To blame this mess of a man on the welfare system is bloody stupid. There are plenty of controlling men & women higher up in the world who hate it when anyone says no to them. There are plenty of murders over affairs and people leaving one another in all walks of life - it's not just restricted to those on benefits.

This pilot supposedly murdered his ex-wife because she wouldn't give him any of her money thanks to a prenup - should all people married to pilots be worried? Oh, but wait, that must have been a one-off - only those living off of benefits are greedy to the point of killing, aren't they?

Seriously, stop using the tragic deaths of six kids to push forward your own agenda with some thin link and a thin veil of "yes it was a good idea, but look what happens when you just give them money..."

You know why we give them money? So they don't die. So they don't go hungry. So they don't freeze to death in the freakishly cold weather we've been having recently. Yes there are cases where people are just trying to get cash, but benefit fraud accounts for only 0.7% of the money spent on welfare. Most people genuinely need the help. A house with central heating is better than dealing with famine, yes - but what's the point if you can't afford to turn it on? In fact, your own site said that the death toll from the recent cold weather could reach 2500, mostly the elderly on pensions, which makes up the biggest chunk of benefits spending, but we don't see you having a go at the elderly do you? No, because even your readers would turn on you then.

The benefits system is not perfect (especially now thanks to all the cuts), and not everyone on benefits is an upstanding citizen, but neither are all middle class or rich people; there are people who do bad and stupid things no matter what class they are in or how much money they have. Stop vilifying everyone on benefits when most people are just using them to get by and make sure they have a roof over their heads.

Stick to what you're best at: putting up lots of paparazzi-snapped pictures of scantily clad females with creepy captions (even the young ones), and endless pointless celebrity stories.


Ellen Rose


(ok.... the last bit was a bit snappy, but, come on, it's the Daily Mail...)

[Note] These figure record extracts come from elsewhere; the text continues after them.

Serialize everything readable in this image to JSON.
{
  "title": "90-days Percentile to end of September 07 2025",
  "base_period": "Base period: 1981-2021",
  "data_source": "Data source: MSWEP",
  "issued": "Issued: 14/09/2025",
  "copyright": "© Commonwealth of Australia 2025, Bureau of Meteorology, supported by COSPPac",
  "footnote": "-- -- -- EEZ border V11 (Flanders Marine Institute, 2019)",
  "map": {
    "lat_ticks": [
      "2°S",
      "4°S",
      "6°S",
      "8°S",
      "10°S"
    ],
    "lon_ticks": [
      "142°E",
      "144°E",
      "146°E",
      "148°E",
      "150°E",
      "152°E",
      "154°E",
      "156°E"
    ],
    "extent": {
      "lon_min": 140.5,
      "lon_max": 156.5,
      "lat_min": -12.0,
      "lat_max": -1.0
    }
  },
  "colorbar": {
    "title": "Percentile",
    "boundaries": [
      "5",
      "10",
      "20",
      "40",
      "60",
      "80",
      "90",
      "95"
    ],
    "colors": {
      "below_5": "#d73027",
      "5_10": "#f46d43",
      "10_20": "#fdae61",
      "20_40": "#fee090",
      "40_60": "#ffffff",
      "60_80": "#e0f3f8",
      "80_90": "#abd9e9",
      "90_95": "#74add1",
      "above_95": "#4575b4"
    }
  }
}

Edit: Was thinking this over a lot and I just wanted to add an extra important piece of information: you know all the poor people who aren't the most reputable members of society? The anti-social? The drug dealers? The threatening? You know who has to deal with them more than any other part of society? Other poor people - the poor who are just trying to get by and are stuck in a situation. Everyone likes to have a go at those on welfare when they're the ones who are most likely to live next to the extreme cases that end up on Jeremy Kyle.